PROFESSOR BADISSY’S RESEARCH ON PA SOLAR ORDINANCES SUPPORTED BY PENN STATE CENTER FOR ENERGY LAW AND POLICY

Mohamed Badissy

January 2020 — Assistant Professor of Law Mohamed Rali Badissy’s research focused on analyzing solar ordinances across Pennsylvania has a new partner: Penn State’s Center for Energy Law and Policy. The Center for Energy Law and Policy is funding an expansion of the solar ordinance research team and will also support interdisciplinary collaboration around interpretation of the research results. The collaboration aims to create resources to provide policy makers at the local and state level with meaningful insight into the impact of various components of a solar ordinance.

Over the past several months, Professor Badissy has led a team in reviewing local zoning ordinances from Pennsylvania’s 2,000+ municipalities to identify specific language on solar power projects. At a little past the halfway point, the group has found that about 90 percent of the ordinances don’t even mention solar. As recently highlighted by StateImpact Pennsylvania, the lack of solar ordinance has not stopped developments from moving forward, but with the solar market heating up and more projects being proposed, the ambiguity is creating strife throughout Pennsylvania between local governments, landowners, and developers.

It’s this ambiguity that prompted Professor Badissy to start this solar ordinance project and why he approached the Center for Energy Law and Policy about collaborating. Penn State’s Center for Energy Law and Policy is a University-wide initiative that provides thought leadership on energy issues where emerging science and technology are intertwined with legal, economic and social institutions. “I am thrilled to see this partnership with Dickinson Law take shape and move forward,” said Professor Badissy. “Working with the Center for Energy Law and Policy was an obvious next step. Their expertise and guidance will allow us to more easily take what we are learning and translate it into resources that will help state and local governments make informed choices as they regulate this fast-growing source of new investment and land-use.”

Professor Badissy anticipates that the initial zoning ordinance review will be completed this spring. From there, the project will turn to studying the lack of uniformity across the set of solar ordinances and the consequences of this variability at the regulatory, contract and economic level. The research team will also seek to distill common elements of solar ordinances into an annotated “model ordinance” for use by municipal governments. “One of the most challenging aspects of regulation solar projects is that they are being developed in communities that have not traditionally hosted investments at this scale and complexity,” said Professor Badissy. “Our hope is that studying these regulation and draw actionable guidance can assist state and municipal officials in this difficult task and allows them to move forward quickly in creating project standards that reflect both the priorities of their communities and the realities of solar project economics.”

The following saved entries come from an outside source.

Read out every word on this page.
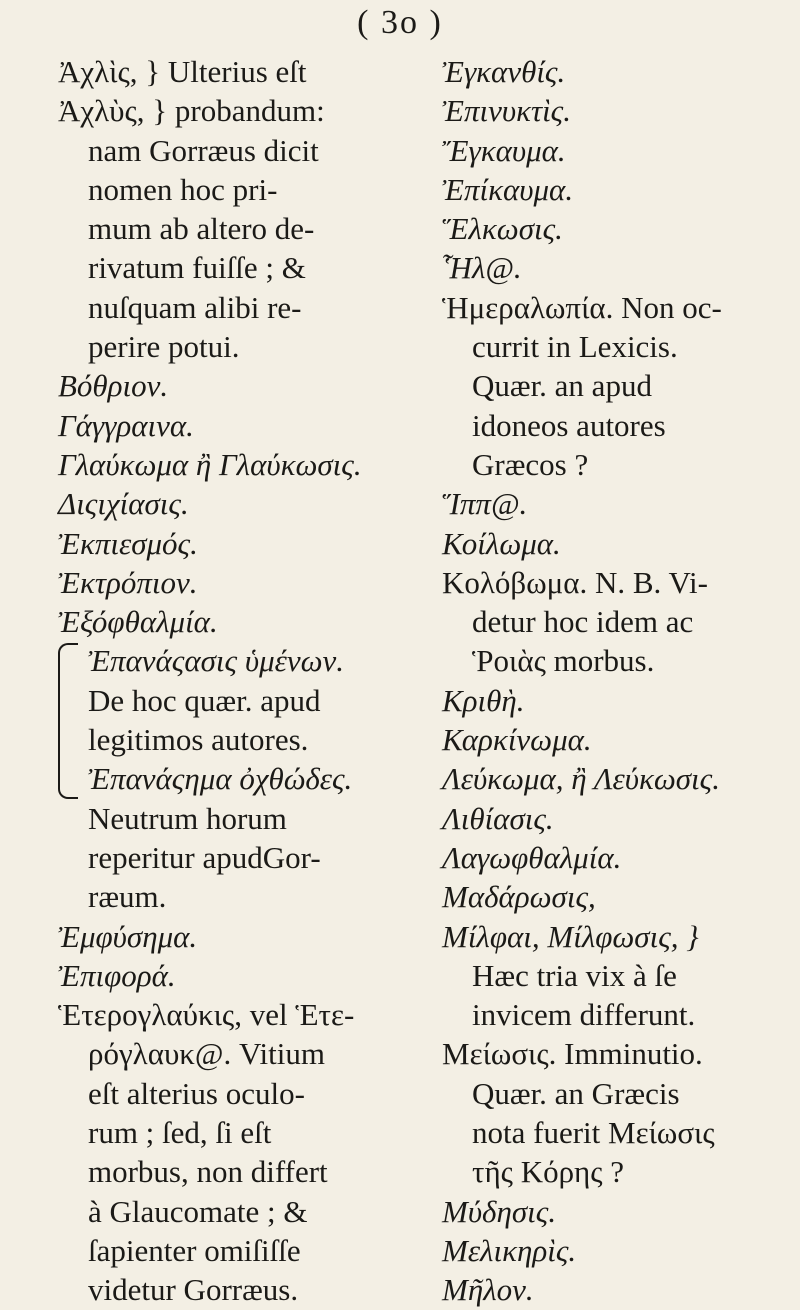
( 3o )

Ἀχλὶς, } Ulterius eſt

Ἀχλὺς, } probandum:

nam Gorræus dicit

nomen hoc pri-

mum ab altero de-

rivatum fuiſſe ; &

nuſquam alibi re-

perire potui.

Βόθριον.

Γάγγραινα.

Γλαύκωμα ἢ Γλαύκωσις.

Διςιχίασις.

Ἐκπιεσμός.

Ἐκτρόπιον.

Ἐξόφθαλμία.

Ἐπανάςασις ὑμένων.

De hoc quær. apud

legitimos autores.

Ἐπανάςημα ὀχθώδες.

Neutrum horum

reperitur apudGor-

ræum.

Ἐμφύσημα.

Ἐπιφορά.

Ἑτερογλαύκις, vel Ἑτε-

ρόγλαυκ@. Vitium

eſt alterius oculo-

rum ; ſed, ſi eſt

morbus, non differt

à Glaucomate ; &

ſapienter omiſiſſe

videtur Gorræus.

Ἐγκανθίς.

Ἐπινυκτὶς.

Ἔγκαυμα.

Ἐπίκαυμα.

Ἕλκωσις.

Ἧλ@.

Ἡμεραλωπία. Non oc-

currit in Lexicis.

Quær. an apud

idoneos autores

Græcos ?

Ἵππ@.

Κοίλωμα.

Κολόβωμα. N. B. Vi-

detur hoc idem ac

Ῥοιὰς morbus.

Κριθὴ.

Καρκίνωμα.

Λεύκωμα, ἢ Λεύκωσις.

Λιθίασις.

Λαγωφθαλμία.

Μαδάρωσις,

Μίλφαι, Μίλφωσις, }

Hæc tria vix à ſe

invicem differunt.

Μείωσις. Imminutio.

Quær. an Græcis

nota fuerit Μείωσις

τῆς Κόρης ?

Μύδησις.

Μελικηρὶς.

Μῆλον.
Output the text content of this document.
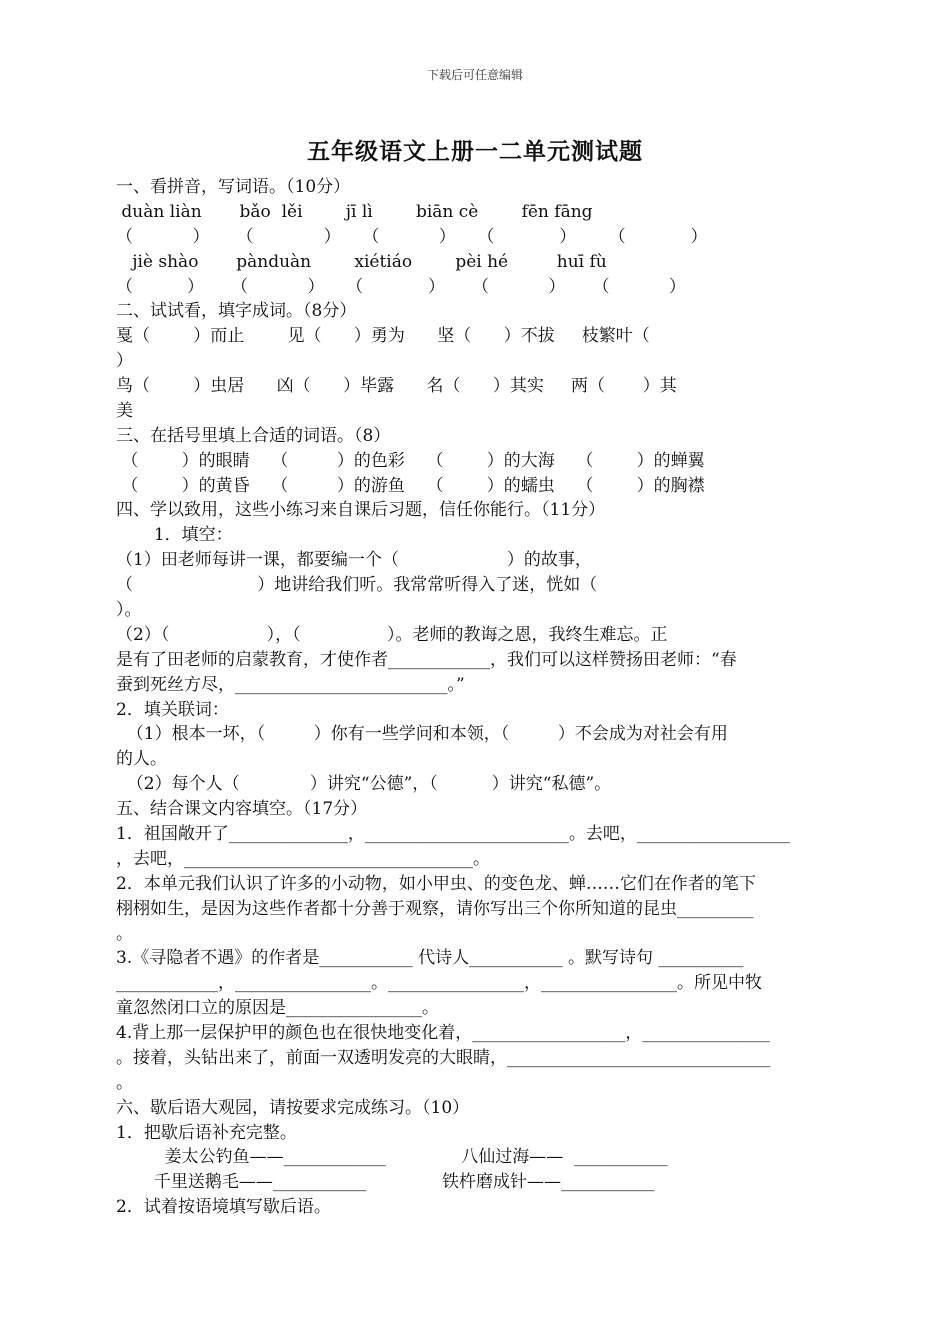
下载后可任意编辑
五年级语文上册一二单元测试题
一、看拼音，写词语。（10分）
duàn liàn       bǎo  lěi        jī lì        biān cè        fēn fāng
（           ）     （             ）    （           ）    （            ）      （            ）
jiè shào       pànduàn        xiétiáo        pèi hé         huī fù
（          ）     （           ）    （            ）     （           ）     （           ）
二、试试看，填字成词。（8分）
戛（        ）而止        见（      ）勇为      坚（      ）不拔     枝繁叶（
）
鸟（        ）虫居      凶（      ）毕露      名（      ）其实     两（       ）其
美
三、在括号里填上合适的词语。（8）
（        ）的眼睛    （         ）的色彩    （        ）的大海    （        ）的蝉翼
（        ）的黄昏    （         ）的游鱼    （        ）的蠕虫    （        ）的胸襟
四、学以致用，这些小练习来自课后习题，信任你能行。（11分）
1．填空：
（1）田老师每讲一课，都要编一个（                    ）的故事，
（                       ）地讲给我们听。我常常听得入了迷，恍如（
）。
（2）（                  ），（                ）。老师的教诲之恩，我终生难忘。正
是有了田老师的启蒙教育，才使作者____________，我们可以这样赞扬田老师：“春
蚕到死丝方尽，_________________________。”
2．填关联词：
（1）根本一坏，（         ）你有一些学问和本领，（         ）不会成为对社会有用
的人。
（2）每个人（             ）讲究“公德”，（          ）讲究“私德”。
五、结合课文内容填空。（17分）
1．祖国敞开了______________，________________________。去吧，__________________
，去吧，__________________________________。
2．本单元我们认识了许多的小动物，如小甲虫、的变色龙、蝉……它们在作者的笔下
栩栩如生，是因为这些作者都十分善于观察，请你写出三个你所知道的昆虫_________
。
3.《寻隐者不遇》的作者是___________ 代诗人___________ 。默写诗句 __________
____________，________________。________________，________________。所见中牧
童忽然闭口立的原因是________________。
4.背上那一层保护甲的颜色也在很快地变化着，__________________，_______________
。接着，头钻出来了，前面一双透明发亮的大眼睛，_______________________________
。
六、歇后语大观园，请按要求完成练习。（10）
1．把歇后语补充完整。
姜太公钓鱼——____________              八仙过海——  ___________
千里送鹅毛——___________              铁杵磨成针——___________
2．试着按语境填写歇后语。
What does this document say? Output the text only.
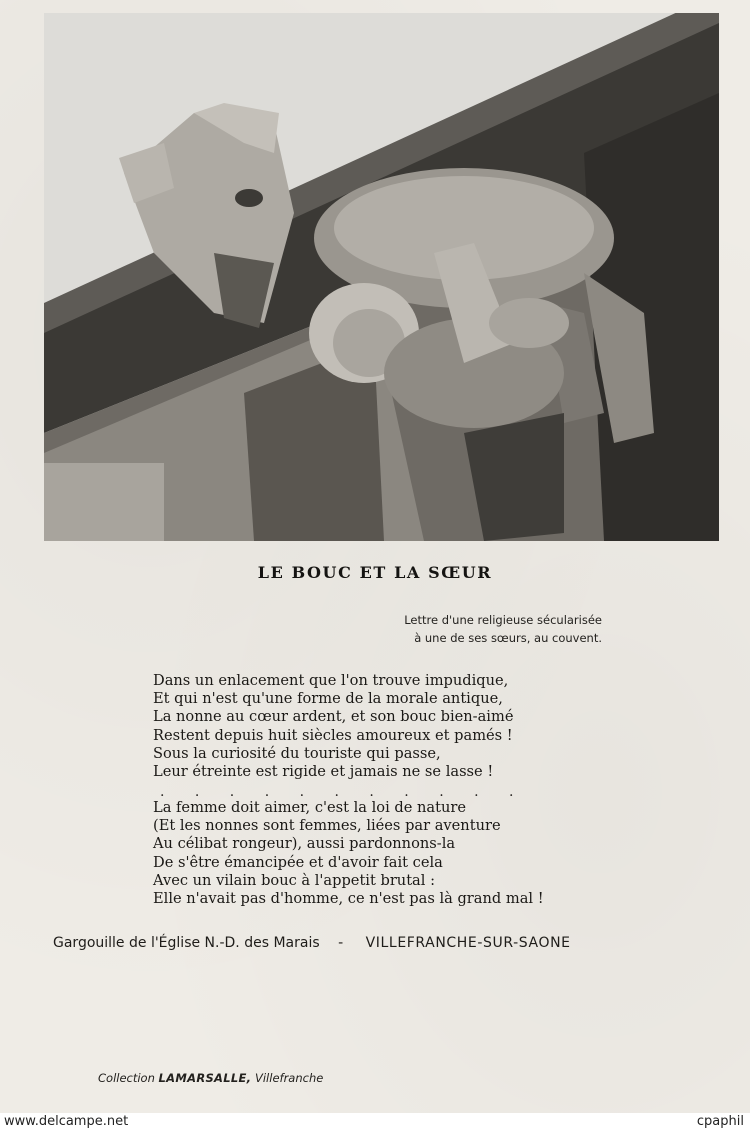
LE BOUC ET LA SŒUR
Lettre d'une religieuse sécularisée
à une de ses sœurs, au couvent.
Dans un enlacement que l'on trouve impudique,
Et qui n'est qu'une forme de la morale antique,
La nonne au cœur ardent, et son bouc bien-aimé
Restent depuis huit siècles amoureux et pamés !
Sous la curiosité du touriste qui passe,
Leur étreinte est rigide et jamais ne se lasse !
. . . . . . . . . . .
La femme doit aimer, c'est la loi de nature
(Et les nonnes sont femmes, liées par aventure
Au célibat rongeur), aussi pardonnons-la
De s'être émancipée et d'avoir fait cela
Avec un vilain bouc à l'appetit brutal :
Elle n'avait pas d'homme, ce n'est pas là grand mal !
Gargouille de l'Église N.-D. des Marais - VILLEFRANCHE-SUR-SAONE
Collection LAMARSALLE, Villefranche
www.delcampe.net	cpaphil
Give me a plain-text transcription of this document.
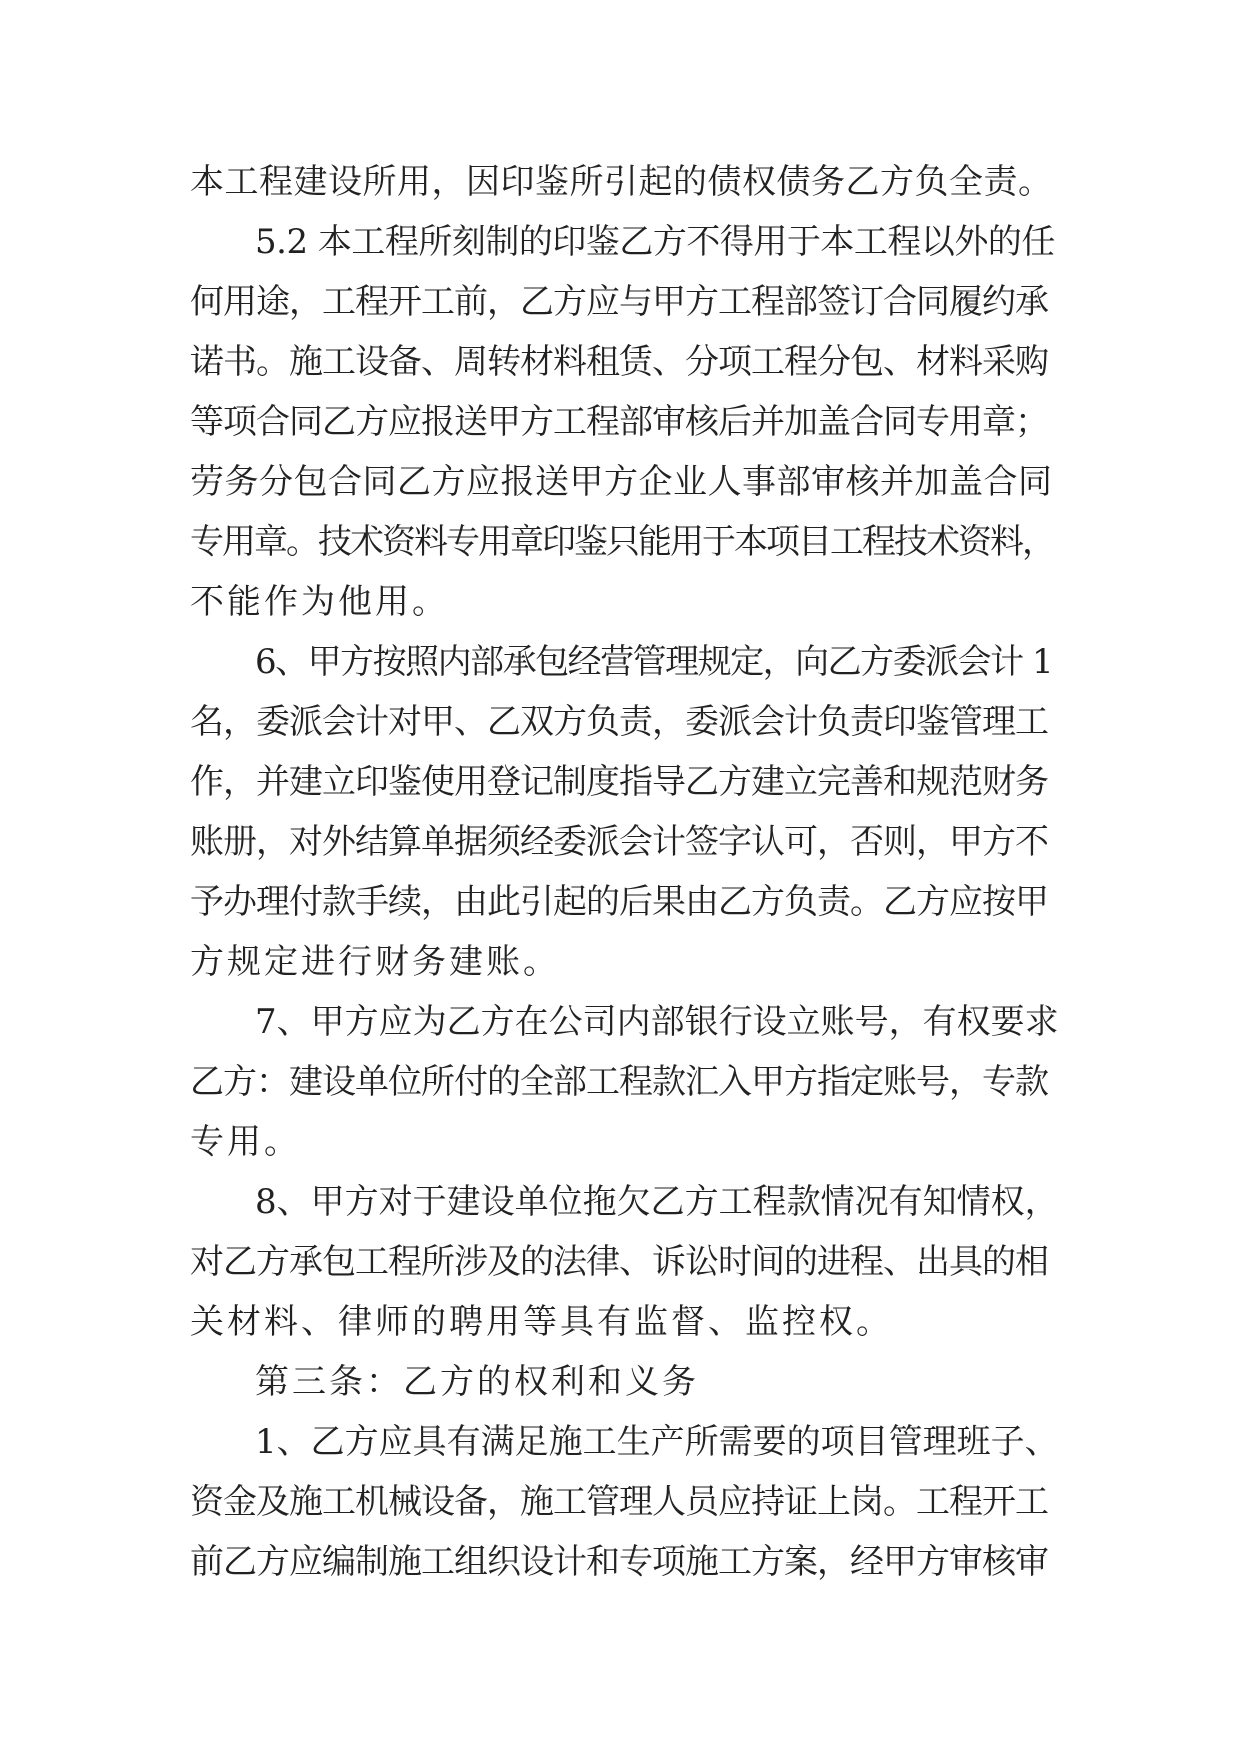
本工程建设所用，因印鉴所引起的债权债务乙方负全责。
5.2 本工程所刻制的印鉴乙方不得用于本工程以外的任
何用途，工程开工前，乙方应与甲方工程部签订合同履约承
诺书。施工设备、周转材料租赁、分项工程分包、材料采购
等项合同乙方应报送甲方工程部审核后并加盖合同专用章；
劳务分包合同乙方应报送甲方企业人事部审核并加盖合同
专用章。技术资料专用章印鉴只能用于本项目工程技术资料，
不能作为他用。
6、甲方按照内部承包经营管理规定，向乙方委派会计 1
名，委派会计对甲、乙双方负责，委派会计负责印鉴管理工
作，并建立印鉴使用登记制度指导乙方建立完善和规范财务
账册，对外结算单据须经委派会计签字认可，否则，甲方不
予办理付款手续，由此引起的后果由乙方负责。乙方应按甲
方规定进行财务建账。
7、甲方应为乙方在公司内部银行设立账号，有权要求
乙方：建设单位所付的全部工程款汇入甲方指定账号，专款
专用。
8、甲方对于建设单位拖欠乙方工程款情况有知情权，
对乙方承包工程所涉及的法律、诉讼时间的进程、出具的相
关材料、律师的聘用等具有监督、监控权。
第三条：乙方的权利和义务
1、乙方应具有满足施工生产所需要的项目管理班子、
资金及施工机械设备，施工管理人员应持证上岗。工程开工
前乙方应编制施工组织设计和专项施工方案，经甲方审核审
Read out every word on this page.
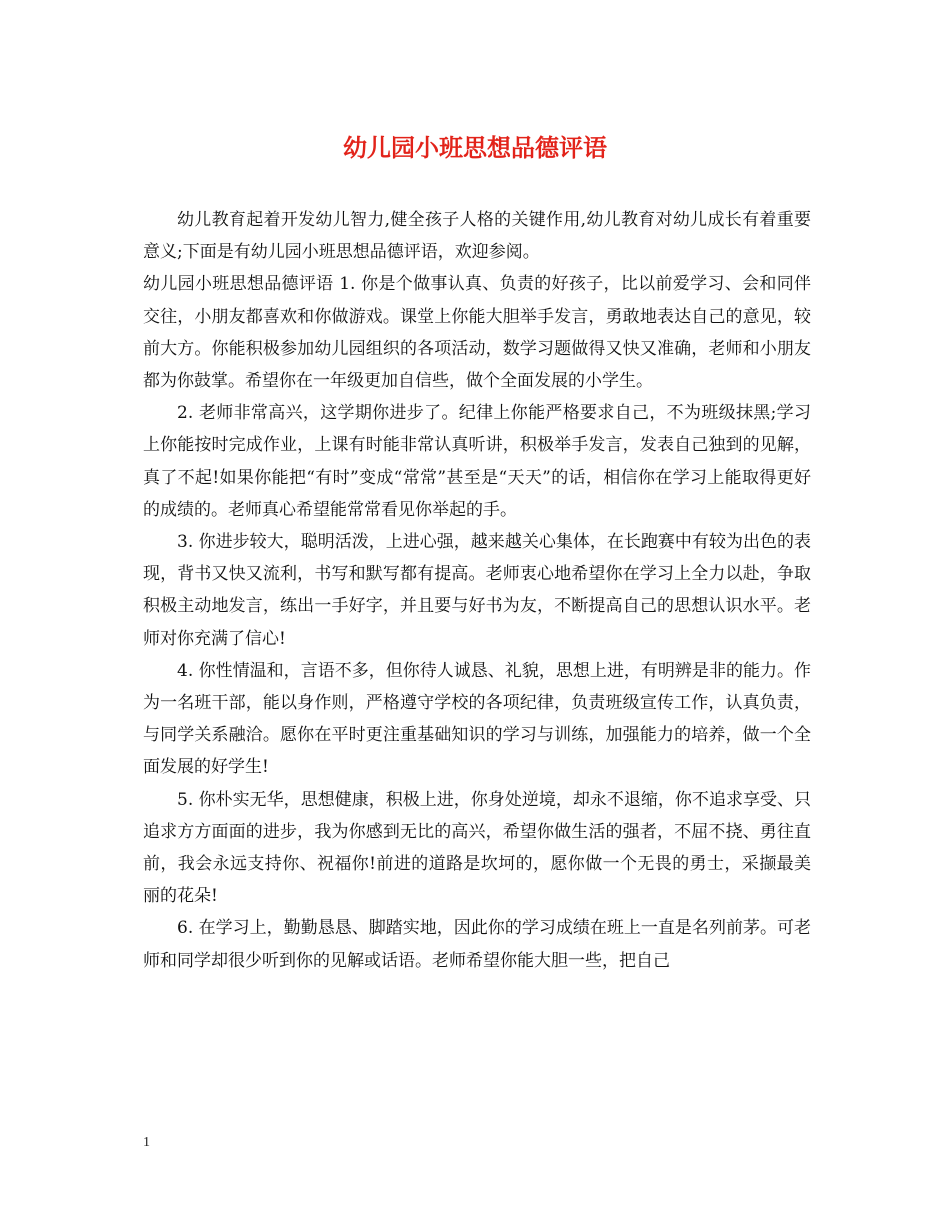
幼儿园小班思想品德评语

幼儿教育起着开发幼儿智力,健全孩子人格的关键作用,幼儿教育对幼儿成长有着重要意义;下面是有幼儿园小班思想品德评语，欢迎参阅。

幼儿园小班思想品德评语 1. 你是个做事认真、负责的好孩子，比以前爱学习、会和同伴交往，小朋友都喜欢和你做游戏。课堂上你能大胆举手发言，勇敢地表达自己的意见，较前大方。你能积极参加幼儿园组织的各项活动，数学习题做得又快又准确，老师和小朋友都为你鼓掌。希望你在一年级更加自信些，做个全面发展的小学生。

2. 老师非常高兴，这学期你进步了。纪律上你能严格要求自己，不为班级抹黑;学习上你能按时完成作业，上课有时能非常认真听讲，积极举手发言，发表自己独到的见解，真了不起!如果你能把“有时”变成“常常”甚至是“天天”的话，相信你在学习上能取得更好的成绩的。老师真心希望能常常看见你举起的手。

3. 你进步较大，聪明活泼，上进心强，越来越关心集体，在长跑赛中有较为出色的表现，背书又快又流利，书写和默写都有提高。老师衷心地希望你在学习上全力以赴，争取积极主动地发言，练出一手好字，并且要与好书为友，不断提高自己的思想认识水平。老师对你充满了信心!

4. 你性情温和，言语不多，但你待人诚恳、礼貌，思想上进，有明辨是非的能力。作为一名班干部，能以身作则，严格遵守学校的各项纪律，负责班级宣传工作，认真负责，与同学关系融洽。愿你在平时更注重基础知识的学习与训练，加强能力的培养，做一个全面发展的好学生!

5. 你朴实无华，思想健康，积极上进，你身处逆境，却永不退缩，你不追求享受、只追求方方面面的进步，我为你感到无比的高兴，希望你做生活的强者，不屈不挠、勇往直前，我会永远支持你、祝福你!前进的道路是坎坷的，愿你做一个无畏的勇士，采撷最美丽的花朵!

6. 在学习上，勤勤恳恳、脚踏实地，因此你的学习成绩在班上一直是名列前茅。可老师和同学却很少听到你的见解或话语。老师希望你能大胆一些，把自己

1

Professor Badissy currently serves as an Assistant Professor at Penn State Dickinson Law, where his research focuses on driving investment into sustainable energy projects through contract standardization and regulatory predictability. He previously served as the Senior Attorney for Energy and Finance with the Commercial Law Development Program of the U.S. Department of Commerce, advising governments in emerging markets on commercial law reforms intended to increase energy access through private investment in energy infrastructure. Badissy has advised energy sector reform efforts in 60+ emerging markets in partnership with host governments, multilateral institutions, civil society organizations and industry leaders, and continues to serve as an advisor to both public institutions and private developers.